Tout à fait obsessionnel n’a pas la prétention d’exposer une solution à ce malaise. Sous la forme ô combien pertinente du one man show, il l’évoque, lui donne chair et, par le pur phénomène de distanciation, agit comme une gifle au visage d’un public qui se retrouve face à son propre clown.
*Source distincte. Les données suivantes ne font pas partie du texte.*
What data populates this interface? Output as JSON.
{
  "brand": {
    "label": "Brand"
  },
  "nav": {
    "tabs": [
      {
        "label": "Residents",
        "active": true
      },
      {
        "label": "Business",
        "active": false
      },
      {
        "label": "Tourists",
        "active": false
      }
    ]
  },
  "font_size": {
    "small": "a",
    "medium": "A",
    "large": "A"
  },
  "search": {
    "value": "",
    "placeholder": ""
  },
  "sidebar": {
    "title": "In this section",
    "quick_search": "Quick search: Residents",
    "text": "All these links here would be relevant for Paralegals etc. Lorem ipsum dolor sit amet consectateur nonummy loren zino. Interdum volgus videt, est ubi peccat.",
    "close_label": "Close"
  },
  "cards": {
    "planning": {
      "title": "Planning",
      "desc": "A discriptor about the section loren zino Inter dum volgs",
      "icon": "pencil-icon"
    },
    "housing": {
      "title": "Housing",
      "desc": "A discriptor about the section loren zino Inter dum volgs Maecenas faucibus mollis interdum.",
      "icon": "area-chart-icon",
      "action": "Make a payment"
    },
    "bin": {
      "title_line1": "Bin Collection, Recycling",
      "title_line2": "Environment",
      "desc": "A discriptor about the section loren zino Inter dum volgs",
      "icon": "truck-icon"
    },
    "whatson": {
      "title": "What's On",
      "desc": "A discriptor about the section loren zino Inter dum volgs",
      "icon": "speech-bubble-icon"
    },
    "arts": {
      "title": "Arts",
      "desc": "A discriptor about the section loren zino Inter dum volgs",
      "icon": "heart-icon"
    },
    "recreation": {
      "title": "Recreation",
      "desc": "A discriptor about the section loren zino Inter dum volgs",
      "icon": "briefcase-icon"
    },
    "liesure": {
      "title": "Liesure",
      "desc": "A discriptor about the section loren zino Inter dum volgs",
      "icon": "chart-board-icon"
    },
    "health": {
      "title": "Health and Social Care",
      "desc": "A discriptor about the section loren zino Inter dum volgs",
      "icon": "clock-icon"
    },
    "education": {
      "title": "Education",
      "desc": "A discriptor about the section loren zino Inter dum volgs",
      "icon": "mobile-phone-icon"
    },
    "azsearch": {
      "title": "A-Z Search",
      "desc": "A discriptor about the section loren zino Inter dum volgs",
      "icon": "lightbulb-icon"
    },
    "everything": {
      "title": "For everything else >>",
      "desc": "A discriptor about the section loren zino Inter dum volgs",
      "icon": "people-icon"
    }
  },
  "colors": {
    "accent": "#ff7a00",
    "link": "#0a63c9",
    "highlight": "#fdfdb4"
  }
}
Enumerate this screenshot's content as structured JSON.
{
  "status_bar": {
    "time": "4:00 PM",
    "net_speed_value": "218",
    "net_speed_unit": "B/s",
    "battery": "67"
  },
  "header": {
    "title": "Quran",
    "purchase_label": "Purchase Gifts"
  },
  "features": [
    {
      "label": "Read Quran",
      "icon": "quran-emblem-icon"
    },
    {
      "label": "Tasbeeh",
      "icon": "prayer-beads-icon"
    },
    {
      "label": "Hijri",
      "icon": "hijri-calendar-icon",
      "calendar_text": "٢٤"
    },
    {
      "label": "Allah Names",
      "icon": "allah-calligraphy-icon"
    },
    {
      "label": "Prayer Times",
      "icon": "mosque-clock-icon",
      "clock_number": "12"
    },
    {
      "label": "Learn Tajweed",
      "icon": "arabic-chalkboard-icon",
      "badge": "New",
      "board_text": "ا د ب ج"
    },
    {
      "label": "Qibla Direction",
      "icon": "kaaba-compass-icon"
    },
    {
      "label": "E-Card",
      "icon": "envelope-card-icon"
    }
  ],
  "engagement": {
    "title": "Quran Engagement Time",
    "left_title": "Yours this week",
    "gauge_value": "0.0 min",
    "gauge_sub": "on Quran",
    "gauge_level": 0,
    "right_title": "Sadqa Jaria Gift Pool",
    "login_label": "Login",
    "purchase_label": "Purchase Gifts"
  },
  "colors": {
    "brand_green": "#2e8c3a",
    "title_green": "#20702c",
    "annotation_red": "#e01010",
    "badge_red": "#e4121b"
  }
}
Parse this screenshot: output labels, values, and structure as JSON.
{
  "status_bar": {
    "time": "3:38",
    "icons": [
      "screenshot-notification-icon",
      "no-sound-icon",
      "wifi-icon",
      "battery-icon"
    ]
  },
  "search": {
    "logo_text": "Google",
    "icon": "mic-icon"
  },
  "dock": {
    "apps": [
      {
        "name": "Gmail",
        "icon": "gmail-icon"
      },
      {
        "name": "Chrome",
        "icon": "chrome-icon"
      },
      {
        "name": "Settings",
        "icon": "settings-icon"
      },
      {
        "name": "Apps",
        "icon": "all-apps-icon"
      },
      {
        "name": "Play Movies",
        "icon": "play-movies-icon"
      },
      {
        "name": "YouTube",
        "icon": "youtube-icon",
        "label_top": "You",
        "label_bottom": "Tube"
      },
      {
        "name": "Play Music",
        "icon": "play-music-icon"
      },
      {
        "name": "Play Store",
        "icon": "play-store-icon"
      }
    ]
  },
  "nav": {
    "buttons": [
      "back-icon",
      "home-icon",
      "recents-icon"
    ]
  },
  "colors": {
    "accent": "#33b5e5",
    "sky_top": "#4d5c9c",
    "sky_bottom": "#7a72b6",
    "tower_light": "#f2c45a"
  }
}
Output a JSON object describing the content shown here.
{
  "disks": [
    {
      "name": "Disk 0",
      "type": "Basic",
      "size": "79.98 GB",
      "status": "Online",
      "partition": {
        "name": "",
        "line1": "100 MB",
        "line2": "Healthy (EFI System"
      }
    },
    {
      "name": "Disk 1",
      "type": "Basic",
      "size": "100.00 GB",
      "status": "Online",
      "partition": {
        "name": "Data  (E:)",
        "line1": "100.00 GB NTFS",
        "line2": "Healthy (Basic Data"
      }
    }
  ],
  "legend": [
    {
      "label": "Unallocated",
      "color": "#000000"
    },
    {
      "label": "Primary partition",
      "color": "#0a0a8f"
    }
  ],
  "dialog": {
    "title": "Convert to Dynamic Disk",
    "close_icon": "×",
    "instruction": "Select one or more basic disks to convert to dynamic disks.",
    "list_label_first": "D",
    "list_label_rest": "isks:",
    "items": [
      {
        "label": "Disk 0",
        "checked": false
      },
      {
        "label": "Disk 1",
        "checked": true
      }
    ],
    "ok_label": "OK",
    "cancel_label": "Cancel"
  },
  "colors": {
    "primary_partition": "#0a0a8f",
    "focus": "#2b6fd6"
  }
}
Dans une écriture aussi lucide que ludique, Martin Boileau nous présente, avec un humour incisif, Gustave K, prototype de l’homme moderne, petit fonctionnaire ordinaire passant ses journées à dialoguer avec les «autrui» de son for intérieur. N’arrivant plus à vivre avec lui-même, celui-ci se dédouble, se dépersonnalise au point de devenir l’objet de ses propres cogitations. Sa langue se construit en représentations inconscientes, en images tordues, en calembours, en mot-valise, et tout en rimes il fait part au public de ses phobies, ses envies et ses réflexions comparatives entre l’humain et le bain, le pain, le chien. Maladivement seul, il a pour maîtresse une machine à sous qu’il active avec la même rapidité que le débit de ses paroles et ses pulsations cardiaques. Étourdi, le spectateur cherche à s’accrocher aux mots, mais rien n’est fixe dans l’esprit du monomaniaque et les risques de décrochage sont nombreux. Demeurer attentif à un monologue aussi fuyant demande un réel effort, et en constatant la parfaite maîtrise vocale qu’en a son auteur, on a vite envie de crier au virtuose.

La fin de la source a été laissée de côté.